- Ride sharing service Uber recently announced a benchmark goal to shift 10% of its fleet in Portland, OR to electric vehicles by 2019, as reported by TechCrunch.
- The company said it chose Portland because of the city and state’s strong environmental laws. Portland recently announced a goal to use 100% renewable energy by 2050.
- Uber could use the PR boost in the Pacific Northwest. After the recent #DeleteUber campaign, Uber lost 18% of the ride sharing market in Portland.
Portland is more ready than most cities for electric vehicles to take over its roads. The city's airport has one of the largest charging stations in the country, the downtown area has an "Electric Avenue" with four popular 100% renewable energy charging stations and as many as 392 EV charging stations are placed throughout the city. Portland was also ranked the most electric car-friendly city in the United States last year, according to a study out of Indiana University.
About 100 of Portland's 6,000 Uber drivers already drive an electric vehicle, or less than 2% of the fleet. Xchange Leasing, Uber’s car leasing program, will help with getting Uber drivers into electric options like Nissan Leafs, for around $100 to $115 a week, according to Citylab. Uber’s Portland electric vehicle program will also have an Ambassador Program to educate riders about the benefits of electric cars. The company has tried out similar pilot programs in London, South Africa and Portugal, but Portland is Uber’s first stateside electric project.
Uber is also spreading it's innovative efforts to local groups like Drive Oregon, a non-profit group that promotes electric vehicles throughout the state, to with the Ambassador program.
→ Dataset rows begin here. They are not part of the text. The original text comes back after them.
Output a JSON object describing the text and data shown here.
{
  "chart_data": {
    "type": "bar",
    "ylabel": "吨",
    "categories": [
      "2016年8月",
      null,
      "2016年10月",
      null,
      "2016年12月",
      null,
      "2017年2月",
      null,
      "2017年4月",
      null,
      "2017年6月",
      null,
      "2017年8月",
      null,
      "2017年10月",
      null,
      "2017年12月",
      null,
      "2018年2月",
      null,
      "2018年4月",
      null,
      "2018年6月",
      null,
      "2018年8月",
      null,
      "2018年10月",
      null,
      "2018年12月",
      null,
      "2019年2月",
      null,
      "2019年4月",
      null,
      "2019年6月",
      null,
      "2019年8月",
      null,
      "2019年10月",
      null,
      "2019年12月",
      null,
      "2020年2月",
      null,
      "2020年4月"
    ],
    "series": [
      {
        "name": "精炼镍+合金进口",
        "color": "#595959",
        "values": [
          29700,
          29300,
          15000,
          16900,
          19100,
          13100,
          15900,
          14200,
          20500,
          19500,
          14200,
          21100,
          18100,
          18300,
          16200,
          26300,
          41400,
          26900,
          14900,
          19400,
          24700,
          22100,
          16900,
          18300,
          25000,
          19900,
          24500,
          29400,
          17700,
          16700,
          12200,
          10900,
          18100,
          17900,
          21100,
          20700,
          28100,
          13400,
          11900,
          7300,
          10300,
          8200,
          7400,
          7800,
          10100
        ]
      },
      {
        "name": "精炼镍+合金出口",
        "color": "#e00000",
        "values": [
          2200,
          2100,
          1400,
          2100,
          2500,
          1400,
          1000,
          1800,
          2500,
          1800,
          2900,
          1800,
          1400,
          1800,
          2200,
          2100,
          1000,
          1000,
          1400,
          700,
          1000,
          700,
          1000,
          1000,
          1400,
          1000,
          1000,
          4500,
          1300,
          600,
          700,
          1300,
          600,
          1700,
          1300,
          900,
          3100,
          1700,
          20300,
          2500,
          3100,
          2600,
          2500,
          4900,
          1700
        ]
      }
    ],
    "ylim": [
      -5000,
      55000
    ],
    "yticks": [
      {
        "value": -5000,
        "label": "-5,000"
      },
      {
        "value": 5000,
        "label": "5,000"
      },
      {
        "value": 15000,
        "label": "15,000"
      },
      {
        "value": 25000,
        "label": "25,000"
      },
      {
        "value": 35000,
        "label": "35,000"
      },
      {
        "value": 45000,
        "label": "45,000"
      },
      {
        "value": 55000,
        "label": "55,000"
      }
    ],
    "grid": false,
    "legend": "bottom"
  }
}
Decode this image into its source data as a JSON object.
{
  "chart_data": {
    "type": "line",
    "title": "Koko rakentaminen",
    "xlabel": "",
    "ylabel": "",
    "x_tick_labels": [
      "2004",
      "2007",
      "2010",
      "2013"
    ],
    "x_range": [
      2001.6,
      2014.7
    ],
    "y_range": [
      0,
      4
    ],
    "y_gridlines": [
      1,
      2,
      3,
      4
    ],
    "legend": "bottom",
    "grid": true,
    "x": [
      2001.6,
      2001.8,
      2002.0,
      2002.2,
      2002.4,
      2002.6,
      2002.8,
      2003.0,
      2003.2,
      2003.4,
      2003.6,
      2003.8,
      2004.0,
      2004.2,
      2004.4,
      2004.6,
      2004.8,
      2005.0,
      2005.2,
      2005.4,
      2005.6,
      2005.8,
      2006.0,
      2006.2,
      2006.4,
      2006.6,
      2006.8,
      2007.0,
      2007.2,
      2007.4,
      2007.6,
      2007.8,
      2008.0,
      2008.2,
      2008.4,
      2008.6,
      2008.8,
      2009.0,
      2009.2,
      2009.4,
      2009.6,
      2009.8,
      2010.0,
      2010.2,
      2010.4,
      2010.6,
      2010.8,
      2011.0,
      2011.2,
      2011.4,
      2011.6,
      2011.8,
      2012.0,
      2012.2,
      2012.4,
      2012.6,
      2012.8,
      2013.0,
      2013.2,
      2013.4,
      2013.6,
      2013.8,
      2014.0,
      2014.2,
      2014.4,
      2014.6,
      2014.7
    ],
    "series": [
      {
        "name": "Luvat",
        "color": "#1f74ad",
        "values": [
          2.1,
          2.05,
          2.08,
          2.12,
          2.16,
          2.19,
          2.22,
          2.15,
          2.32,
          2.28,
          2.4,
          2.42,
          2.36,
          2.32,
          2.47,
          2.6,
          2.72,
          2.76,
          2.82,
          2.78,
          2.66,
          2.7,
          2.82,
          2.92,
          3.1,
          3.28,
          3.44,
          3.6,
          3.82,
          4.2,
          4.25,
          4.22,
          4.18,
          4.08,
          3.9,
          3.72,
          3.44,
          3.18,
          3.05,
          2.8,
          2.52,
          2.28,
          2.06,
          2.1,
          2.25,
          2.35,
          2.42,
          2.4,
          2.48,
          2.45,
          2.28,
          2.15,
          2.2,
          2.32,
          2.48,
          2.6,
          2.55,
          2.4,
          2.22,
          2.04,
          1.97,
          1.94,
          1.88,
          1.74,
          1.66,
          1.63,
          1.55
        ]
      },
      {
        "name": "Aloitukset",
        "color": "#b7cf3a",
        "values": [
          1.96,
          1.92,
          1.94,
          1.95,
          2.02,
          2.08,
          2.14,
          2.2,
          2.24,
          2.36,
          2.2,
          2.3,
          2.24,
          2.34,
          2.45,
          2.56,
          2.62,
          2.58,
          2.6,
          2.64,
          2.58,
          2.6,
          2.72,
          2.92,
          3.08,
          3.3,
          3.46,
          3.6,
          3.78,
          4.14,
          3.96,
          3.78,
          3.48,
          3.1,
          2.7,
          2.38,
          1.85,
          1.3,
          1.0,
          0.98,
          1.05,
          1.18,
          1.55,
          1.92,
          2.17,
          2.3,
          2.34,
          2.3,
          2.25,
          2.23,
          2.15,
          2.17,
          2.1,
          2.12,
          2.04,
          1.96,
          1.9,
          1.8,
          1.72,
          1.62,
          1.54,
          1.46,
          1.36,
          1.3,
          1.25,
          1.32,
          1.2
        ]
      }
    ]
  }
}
Another partner, Cynergy E-Bikes, is letting UberEATS delivery workers use their electric bikes.
This announcement comes as Uber deals with a rash of bad news, from critiques of Uber CEO’s Travis Kalanick working with the Trump presidency to the company being investigated by the city of Portland for software used to obstruct regulators. While this announcement is not intended to override negative attention, it will likely pull the company a bit out of the dog house. However Uber is not alone in its shift to electric vehicles in Portland. The city’s 100% renewable energy goal includes changing over city vehicles and public transit to electric-powered or biofuels. Additionally last December, BMW added 30 of its electric i3’s to its ReachNow car-rental service in Portland.